MOH introduces housing scheme for health workers

Accra, Jan 26, GNA- The Ministry of Health (MOH) is developing a housing scheme as part of an improved conditions of service package for health professionals to stem the high exodus abroad.

Dr Kwaku Afriyie, Minister of Health who announced this in Accra on Monday, explained that beneficiaries would have a free hand to choose any of the 10 Regions where they wanted their preferred houses to be built under reasonable terms and conditions.

The sector Minister announced the scheme in a speech, read on his behalf by Professor Agyeman Badu Akosa Director-General of the Ghana Health Service (GHS) at the opening of a four-day international workshop on the Development of Strategies and Systems for the Management of 'Human Resource for Health'.

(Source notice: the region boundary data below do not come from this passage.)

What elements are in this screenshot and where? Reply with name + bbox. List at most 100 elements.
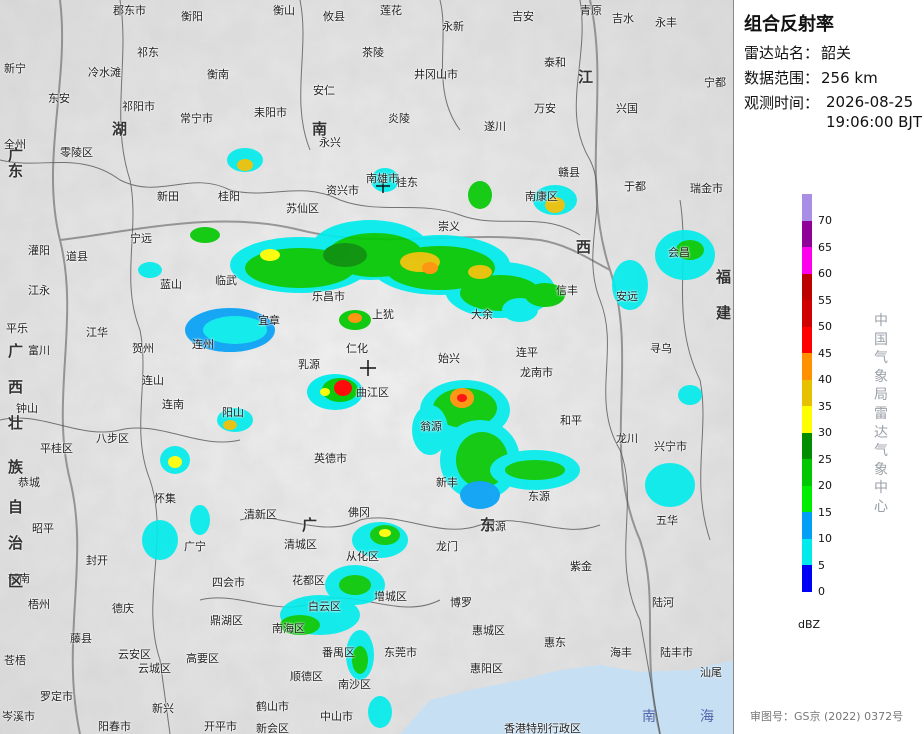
place-label: 昭平 [32, 522, 54, 535]
place-label: 泰和 [544, 56, 566, 69]
place-label: 零陵区 [60, 146, 93, 159]
province-char: 江 [578, 68, 594, 86]
legend-value: 25 [818, 452, 832, 466]
sea-label: 南 [642, 709, 656, 725]
place-label: 江华 [86, 326, 108, 339]
place-label: 南海区 [272, 622, 305, 635]
place-label: 新丰 [436, 476, 458, 489]
place-label: 惠阳区 [470, 662, 503, 675]
place-label: 会昌 [668, 246, 690, 259]
station-label: 雷达站名： [744, 44, 820, 62]
legend-value: 50 [818, 320, 832, 333]
place-label: 富川 [28, 344, 50, 357]
place-label: 炎陵 [388, 112, 410, 125]
legend-bin [802, 406, 812, 433]
place-label: 开平市 [204, 720, 237, 733]
place-label: 于都 [624, 180, 646, 193]
place-label: 龙南市 [520, 366, 553, 379]
place-label: 新会区 [256, 722, 289, 734]
place-label: 德庆 [112, 602, 134, 615]
place-label: 临武 [215, 274, 237, 287]
province-char: 湖 [112, 120, 128, 138]
legend-value: 70 [818, 214, 832, 227]
place-label: 遂川 [484, 120, 506, 133]
place-label: 桂阳 [218, 190, 240, 203]
place-label: 兴国 [616, 102, 638, 115]
legend-value: 5 [818, 558, 825, 572]
province-char: 福 [716, 268, 732, 286]
place-label: 连州 [192, 338, 214, 351]
place-label: 英德市 [314, 452, 347, 465]
province-char: 族 [8, 458, 24, 476]
province-char: 东 [480, 516, 496, 534]
legend-bin [802, 485, 812, 512]
place-label: 常宁市 [180, 112, 213, 125]
legend-bin [802, 326, 812, 353]
legend-value: 35 [818, 399, 832, 413]
province-char: 西 [8, 378, 24, 396]
place-label: 宁远 [130, 232, 152, 245]
place-label: 宁都 [704, 76, 726, 89]
place-label: 衡山 [273, 4, 295, 17]
legend-value: 60 [818, 267, 832, 280]
place-label: 新兴 [152, 702, 174, 715]
place-label: 蓝山 [160, 278, 182, 291]
place-label: 苏仙区 [286, 202, 319, 215]
place-label: 贺州 [132, 342, 154, 355]
place-label: 寻乌 [650, 342, 672, 355]
place-label: 资兴市 [326, 184, 359, 197]
legend-value: 45 [818, 346, 832, 360]
place-label: 永新 [442, 20, 464, 33]
info-panel: 组合反射率 雷达站名： 韶关 数据范围： 256 km 观测时间： 2026-08-… [734, 0, 924, 734]
legend-bin [802, 300, 812, 327]
place-label: 东源 [528, 490, 550, 503]
range-value: 256 km [821, 69, 878, 87]
place-label: 乐昌市 [312, 290, 345, 303]
place-label: 清新区 [244, 508, 277, 521]
place-label: 和平 [560, 414, 582, 427]
place-label: 东安 [48, 92, 70, 105]
place-label: 平乐 [6, 322, 28, 335]
legend-bin [802, 194, 812, 221]
place-label: 罗定市 [40, 690, 73, 703]
place-label: 从化区 [346, 550, 379, 563]
place-label: 藤县 [70, 632, 92, 645]
place-label: 阳春市 [98, 720, 131, 733]
place-label: 五华 [656, 514, 678, 527]
place-label: 陆河 [652, 596, 674, 609]
place-label: 安仁 [313, 84, 335, 97]
place-label: 莲花 [380, 4, 402, 17]
station-value: 韶关 [821, 44, 852, 62]
place-label: 海丰 [610, 646, 632, 659]
range-label: 数据范围： [744, 69, 820, 87]
place-label: 鼎湖区 [210, 614, 243, 627]
place-label: 赣县 [558, 166, 580, 179]
place-label: 中山市 [320, 710, 353, 723]
place-label: 岑溪市 [2, 710, 35, 723]
time-clock: 19:06:00 BJT [826, 113, 923, 131]
place-label: 祁阳市 [122, 100, 155, 113]
place-label: 南雄市 [366, 172, 399, 185]
time-date: 2026-08-25 [826, 93, 914, 111]
place-label: 攸县 [323, 10, 345, 23]
place-label: 惠城区 [472, 624, 505, 637]
place-label: 新宁 [4, 62, 26, 75]
place-label: 始兴 [438, 352, 460, 365]
place-label: 鹤山市 [256, 700, 289, 713]
place-label: 增城区 [374, 590, 407, 603]
place-label: 宜章 [258, 314, 280, 327]
place-label: 永丰 [655, 16, 677, 29]
product-title: 组合反射率 [744, 14, 834, 35]
place-label: 陆丰市 [660, 646, 693, 659]
radar-map[interactable]: 郡东市 衡阳 衡山 攸县 莲花 永新 吉安 青原 吉水 永丰 新宁 祁东 茶陵 … [0, 0, 734, 734]
place-label: 四会市 [212, 576, 245, 589]
place-label: 龙门 [436, 540, 458, 553]
place-label: 高要区 [186, 652, 219, 665]
place-label: 仁化 [346, 342, 368, 355]
place-label: 桂东 [396, 176, 418, 189]
province-char: 南 [312, 120, 328, 138]
place-label: 顺德区 [290, 670, 323, 683]
place-label: 万安 [534, 102, 556, 115]
place-label: 郡东市 [113, 4, 146, 17]
legend-value: 65 [818, 240, 832, 254]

Dr Afriyie said the Ministry had also acquired five million dollars to operate a Vehicle Revolving Fund and would take delivery of 415 vehicles under a hire purchase agreement for distribution to those who qualify from next month.

The workshop organised by the Commonwealth Secretariat International in collaboration with the World Health Organisation (WHO) and the MOH and is being attended by 30 participants from Ghana, Nigeria, Cameroon, Sierra Leone and the Gambia.

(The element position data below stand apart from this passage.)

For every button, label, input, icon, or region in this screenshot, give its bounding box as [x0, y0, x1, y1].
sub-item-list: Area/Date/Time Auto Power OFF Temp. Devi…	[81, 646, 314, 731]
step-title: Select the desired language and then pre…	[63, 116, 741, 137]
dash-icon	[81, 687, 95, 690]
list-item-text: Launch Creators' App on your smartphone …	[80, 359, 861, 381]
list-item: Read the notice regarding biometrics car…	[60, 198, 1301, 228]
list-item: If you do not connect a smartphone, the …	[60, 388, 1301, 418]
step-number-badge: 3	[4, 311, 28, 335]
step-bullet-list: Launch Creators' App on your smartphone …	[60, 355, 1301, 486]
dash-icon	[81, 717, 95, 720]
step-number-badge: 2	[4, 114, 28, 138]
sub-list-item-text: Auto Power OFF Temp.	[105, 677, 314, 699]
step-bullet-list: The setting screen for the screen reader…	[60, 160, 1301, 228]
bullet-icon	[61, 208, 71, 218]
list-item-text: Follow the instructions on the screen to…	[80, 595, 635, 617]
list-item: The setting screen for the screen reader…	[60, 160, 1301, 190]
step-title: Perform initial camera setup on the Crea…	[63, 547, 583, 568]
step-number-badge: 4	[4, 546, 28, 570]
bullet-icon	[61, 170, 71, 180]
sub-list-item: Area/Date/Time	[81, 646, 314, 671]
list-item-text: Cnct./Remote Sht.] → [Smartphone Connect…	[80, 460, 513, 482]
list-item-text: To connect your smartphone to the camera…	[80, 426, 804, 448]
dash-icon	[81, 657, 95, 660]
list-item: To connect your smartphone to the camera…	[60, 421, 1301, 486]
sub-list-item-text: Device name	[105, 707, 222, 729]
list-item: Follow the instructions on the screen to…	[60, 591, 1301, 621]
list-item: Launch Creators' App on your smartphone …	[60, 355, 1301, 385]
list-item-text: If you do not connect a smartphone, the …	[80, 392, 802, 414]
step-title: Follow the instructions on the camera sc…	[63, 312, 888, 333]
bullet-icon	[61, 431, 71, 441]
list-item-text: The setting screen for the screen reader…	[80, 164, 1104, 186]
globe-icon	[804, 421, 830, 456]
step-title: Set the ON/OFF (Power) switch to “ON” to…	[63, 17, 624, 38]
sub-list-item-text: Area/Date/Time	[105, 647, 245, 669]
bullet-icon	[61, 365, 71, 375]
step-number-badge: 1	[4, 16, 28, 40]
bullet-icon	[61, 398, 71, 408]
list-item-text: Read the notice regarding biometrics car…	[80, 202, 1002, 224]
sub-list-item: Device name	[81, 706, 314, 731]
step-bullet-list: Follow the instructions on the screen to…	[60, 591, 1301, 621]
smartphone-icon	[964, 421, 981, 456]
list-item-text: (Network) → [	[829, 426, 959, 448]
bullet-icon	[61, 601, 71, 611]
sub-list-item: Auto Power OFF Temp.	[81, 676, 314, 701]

Dr Afriyie said the package was the outcome of discussions between the government and representatives of health professional groups. He said an incentive package to encourage health personnel to deprived areas had been developed.

The sector Minister said health delivery was labour intensive hence the need for health programmes that would focus on the quality and quantity of its manpower.

"The Ministry is giving attention to the acquisition, deployment, utilization and development of appropriate human resources", he said. Dr Melville O. George, WHO Country Representative expressed dissatisfaction about the crises in human resources in the health sector in Ghana.

In a speech read on his behalf, Dr George said on the average, Ghana was losing six doctors, six pharmacists and 18 nurses every month and there was no indication that the migration would slow down immediately. He said reports indicated that Ghana lost about 12,365 health professionals during the last decade.

Of this figure, 630 were medical doctors, 410 pharmacists, 83 laboratory technicians and 11,325 nurses including auxiliaries. Dr George said the exodus of health professionals in 2002 alone was 70 doctors, 77 pharmacists and 215 nurses.